The Dayton Flyers compete in the Atlantic 10 Conference in all sports except football, in which they compete in the Pioneer Football League. The Flyers' mascot is "Rudy Flyer," a pun based on the university's initials, "U.D." Rudy is a barnstorming pilot who wears goggles and a leather pilot's helmet. The nickname "Flyers" is a tribute to the Wright Brothers who began their careers and invented the airplane in Dayton. The fight song is "Victory."

The university sponsors 16 sports: men's and women's basketball, men's and women's cross country, men's and women's golf, men's and women's soccer, men's and women's tennis, baseball, football, softball, women's volleyball, women's rowing, and women's track. UD's spirit group, the Red Scare, supports many of the Flyers athletics teams. Dayton's historic rivalries in most sports have involved fellow Southwest Ohio schools—the Cincinnati Bearcats, Miami RedHawks, and Xavier Musketeers. Dayton and Xavier played for the Blackburn/McCafferty Trophy during their regular season men's basketball matchups before Xavier moved to the Big East Conference.

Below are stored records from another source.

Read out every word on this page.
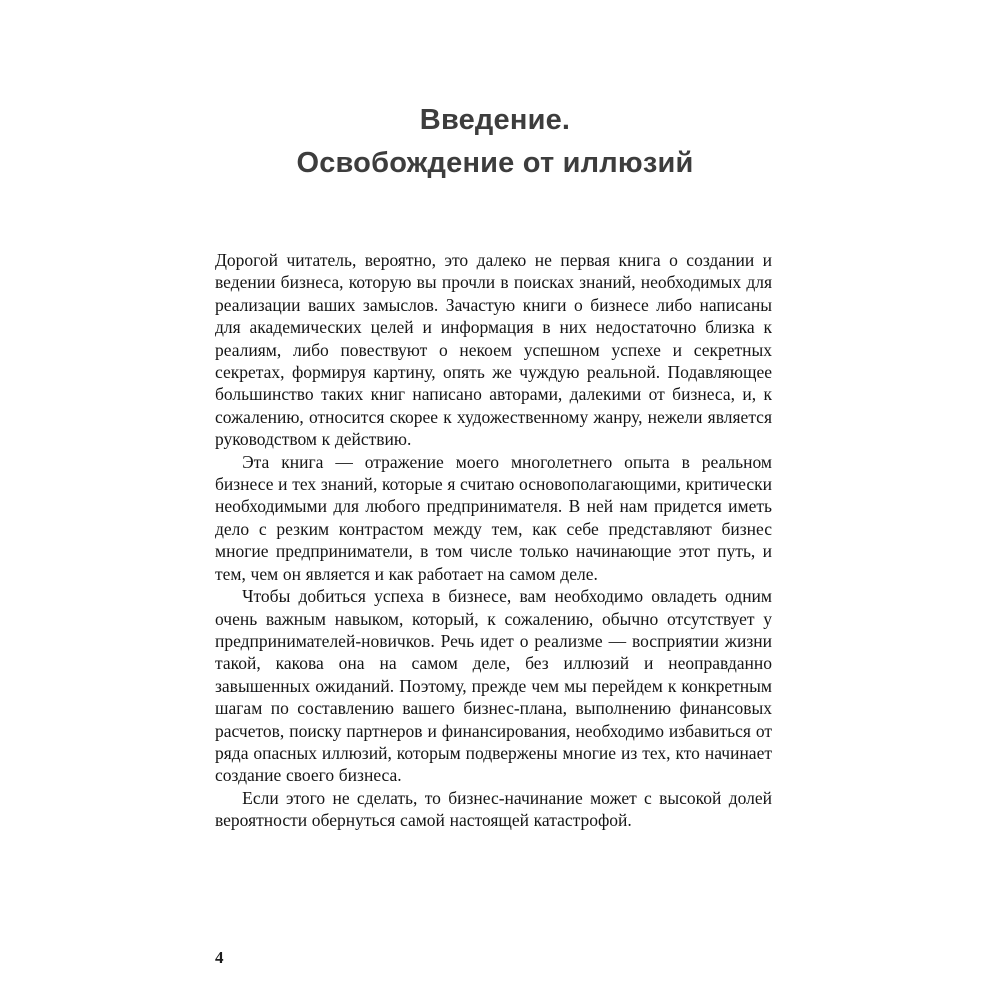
Введение.
Освобождение от иллюзий

Дорогой читатель, вероятно, это далеко не первая книга о создании и ведении бизнеса, которую вы прочли в поисках знаний, необходимых для реализации ваших замыслов. Зачастую книги о бизнесе либо написаны для академических целей и информация в них недостаточно близка к реалиям, либо повествуют о некоем успешном успехе и секретных секретах, формируя картину, опять же чуждую реальной. Подавляющее большинство таких книг написано авторами, далекими от бизнеса, и, к сожалению, относится скорее к художественному жанру, нежели является руководством к действию.

Эта книга — отражение моего многолетнего опыта в реальном бизнесе и тех знаний, которые я считаю основополагающими, критически необходимыми для любого предпринимателя. В ней нам придется иметь дело с резким контрастом между тем, как себе представляют бизнес многие предприниматели, в том числе только начинающие этот путь, и тем, чем он является и как работает на самом деле.

Чтобы добиться успеха в бизнесе, вам необходимо овладеть одним очень важным навыком, который, к сожалению, обычно отсутствует у предпринимателей-новичков. Речь идет о реализме — восприятии жизни такой, какова она на самом деле, без иллюзий и неоправданно завышенных ожиданий. Поэтому, прежде чем мы перейдем к конкретным шагам по составлению вашего бизнес-плана, выполнению финансовых расчетов, поиску партнеров и финансирования, необходимо избавиться от ряда опасных иллюзий, которым подвержены многие из тех, кто начинает создание своего бизнеса.

Если этого не сделать, то бизнес-начинание может с высокой долей вероятности обернуться самой настоящей катастрофой.

4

The Dayton Flyers men's basketball team is one of the biggest sports attractions in the Dayton area with the Flyers perennially ranking in the NCAA Division I top 30 in basketball attendance. The men's basketball team reached the 1967 NCAA Division I Men's Basketball Championship final game and won the National Invitational Tournament in 1962, 1968, and 2010. In 2014, the men's basketball Flyers made it to the NCAA Elite Eight. The Flyer Pep Band, led by Dr. Willie Morris III, also plays at all home men and women basketball games.

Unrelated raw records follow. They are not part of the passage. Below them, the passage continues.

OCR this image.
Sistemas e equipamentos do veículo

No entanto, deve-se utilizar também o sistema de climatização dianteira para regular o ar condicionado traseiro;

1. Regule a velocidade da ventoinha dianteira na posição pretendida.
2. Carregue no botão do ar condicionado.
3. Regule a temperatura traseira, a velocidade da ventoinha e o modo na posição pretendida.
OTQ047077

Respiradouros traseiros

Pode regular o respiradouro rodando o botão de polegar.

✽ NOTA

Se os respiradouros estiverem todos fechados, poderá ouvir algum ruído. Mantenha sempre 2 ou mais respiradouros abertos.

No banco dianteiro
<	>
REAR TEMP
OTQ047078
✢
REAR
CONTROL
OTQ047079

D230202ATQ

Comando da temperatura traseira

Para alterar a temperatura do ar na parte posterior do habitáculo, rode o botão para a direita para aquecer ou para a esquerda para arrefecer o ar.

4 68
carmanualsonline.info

The football team won NCAA Division III national titles in 1980 and 1989 and finished runner-up in 1981, 1987, and 1991. The Sports Network also named the Flyers football squad the nation's top Football Championship Subdivision mid-major program in 2007. The women's basketball team won the American Association of Intercollegiate Athletics for Women (AIAW) Division II national championship in 1980, a year after finishing as runner-up. The women's volleyball team appeared in the NCAA tournament 15 years. The women's soccer team has appeared in the NCAA tournament 10 times.

The University of Dayton Arena has hosted more Division I Men's Basketball Championship games (125) than any other venue in the US. Since 2001, the University of Dayton has hosted the beginning of the NCAA Division I men's basketball tournament.